Shary Coffey, Susan Hamilton's best friend for 37 years, testified the victim told her February 7 that she thought her husband was having an affair. On Valentine's Day [February 14], the couple got into another argument. It ended decisively when Hamilton choked his wife with a necktie, beat her over the head with a heavy blunt object hard enough to smash a hole in her skull, and then slammed her face repeatedly onto the marble floor of the master bathroom in the couple's Quail Creek home.
Hamilton was arrested later that day after police found the body of his wife in their home. Shortly after 11 a.m., police responded to a "trouble unknown" call at the couple's house, and found a woman with "visible trauma to the body," said Captain Jessica Cummins, a police spokeswoman. She was pronounced dead at the scene.
When police rushed up the pebble stone drive at 3056 Brush Creek Road, they found a white Corvette and a beige Jaguar XJ6 parked as usual in front of the Hamilton house. But inside, they found the abortionist barefoot in the kitchen wearing a bloody black sports coat, green dress slacks, white dress shirt, and no tie. In a bathroom, they discovered the dead body of society-page and country club regular Susan Hamilton lying nude in a pool of blood with a man's dress tie looped around her neck. Her forehead had been bashed in with a blunt object.
At a May 25, 2001 hearing, several witnesses testified that the abortionist regularly abused his wife, and that she had been seen in public with bruises a number of times. One witness said that she had first met Susan Hamilton at a domestic abuse support group in 1995.
On December 19, 2001, an Oklahoma County jury convicted Hamilton of murdering his wife. In light of the overwhelming evidence against Hamilton, the seven women and five men of the jury reached their verdict in less than two hours. The abortionist displayed no reaction to the guilty verdict. District Judge Ray Elliott announced the recommended punishment: Life without parole.
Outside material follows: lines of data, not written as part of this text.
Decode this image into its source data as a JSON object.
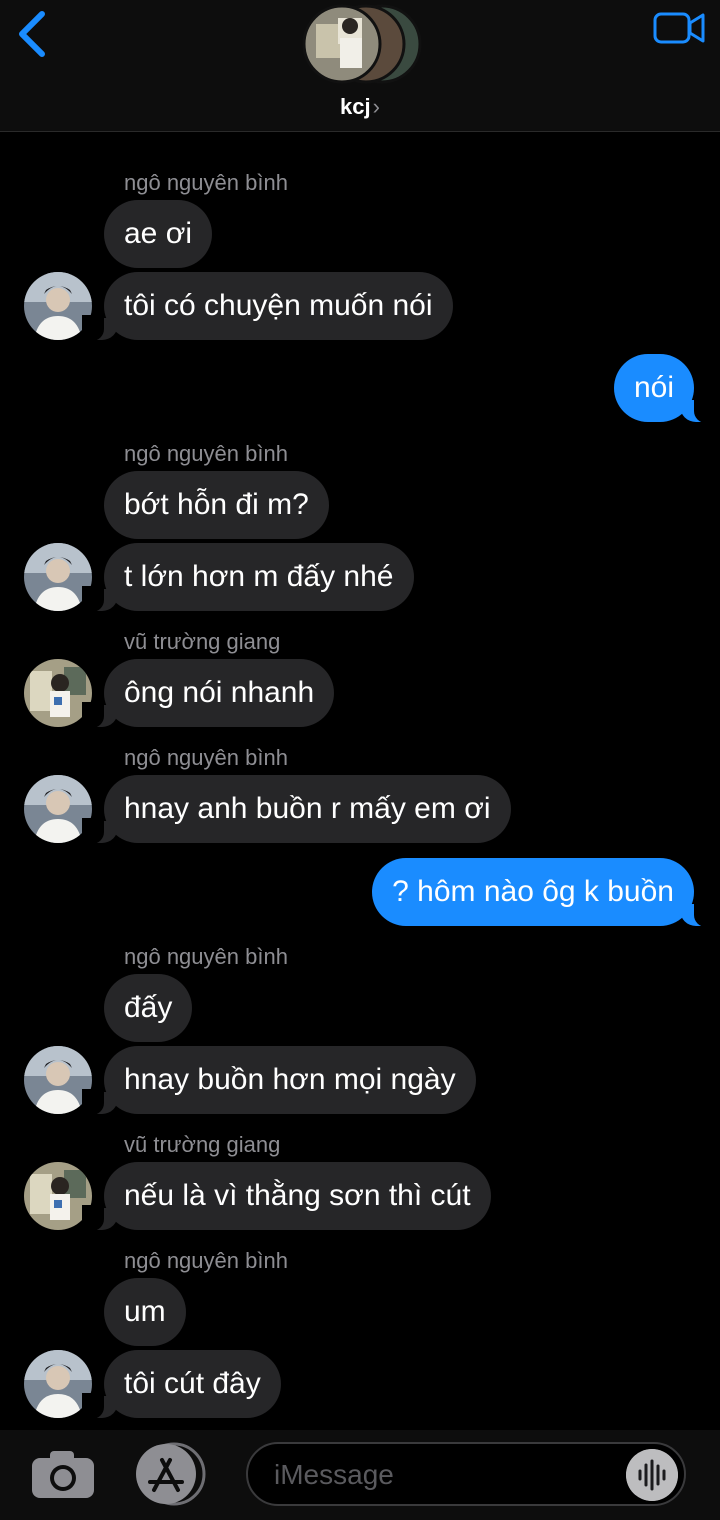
{
  "header": {
    "title": "kcj",
    "chevron": "›",
    "icons": {
      "back": "chevron-left-icon",
      "video": "video-camera-icon"
    }
  },
  "messages": [
    {
      "type": "in",
      "sender": "ngô nguyên bình",
      "text": "ae ơi"
    },
    {
      "type": "in",
      "text": "tôi có chuyện muốn nói"
    },
    {
      "type": "out",
      "text": "nói"
    },
    {
      "type": "in",
      "sender": "ngô nguyên bình",
      "text": "bớt hỗn đi m?"
    },
    {
      "type": "in",
      "text": "t lớn hơn m đấy nhé"
    },
    {
      "type": "in",
      "sender": "vũ trường giang",
      "text": "ông nói nhanh"
    },
    {
      "type": "in",
      "sender": "ngô nguyên bình",
      "text": "hnay anh buồn r mấy em ơi"
    },
    {
      "type": "out",
      "text": "? hôm nào ôg k buồn"
    },
    {
      "type": "in",
      "sender": "ngô nguyên bình",
      "text": "đấy"
    },
    {
      "type": "in",
      "text": "hnay buồn hơn mọi ngày"
    },
    {
      "type": "in",
      "sender": "vũ trường giang",
      "text": "nếu là vì thằng sơn thì cút"
    },
    {
      "type": "in",
      "sender": "ngô nguyên bình",
      "text": "um"
    },
    {
      "type": "in",
      "text": "tôi cút đây"
    }
  ],
  "composer": {
    "placeholder": "iMessage",
    "icons": {
      "camera": "camera-icon",
      "apps": "app-store-icon",
      "audio": "audio-waveform-icon"
    }
  },
  "colors": {
    "accent": "#1a8cff",
    "incoming": "#262628",
    "background": "#000000"
  }
}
Hamilton purchased the Oklahoma City Clinic for Women abortion mill in 1980 and did abortions there for more than twenty years (a fact never mentioned by the `mainline' press in its coverage of this story). Oklahoma City authorities found that he aborted 15 to 20 preborn children at his abortion mill every Tuesday and Thursday, and each Wednesday and Friday he deposited about $3,000 into his bank. The math shows that, in twenty years, he would have aborted between 30,000 and 40,000 preborn babies and made about six million dollars from his abortions during this time period.
His murdered wife worked alongside him at the abortuary as a physician's assistant. Authorities believe that he killed her between two surgeries he had scheduled at Mercy Medical Center. An investigator said that "We believe he left the surgical center after the first surgery, killed [Mrs. Hamilton], returned to the hospital, performed the second surgery, then went home and pretended to discover the body. It was a brutal, very violent crime."
Despite all of this evidence, pro-abortionists immediately began to speak out in Hamilton's defense. With no sense of irony whatever, Diane McDaniel said "If asked if he could do it, I'd say there is no way he could have killed anything. He is a very kind man. I wouldn't think he would hurt a fly." Incredibly, at a March 16, 2001 hearing, Hamilton's lawyer, Mack Martin, said that police should be investigating local pro-lifers as suspects in the murder, not the abortionist!
Oklahoma City pro-life activist Stan Engle said the murder-one charge against Dr. Hamilton "... seemed normal. Someone who makes a living taking the lives of the unborn is only one step away from taking the lives of the born."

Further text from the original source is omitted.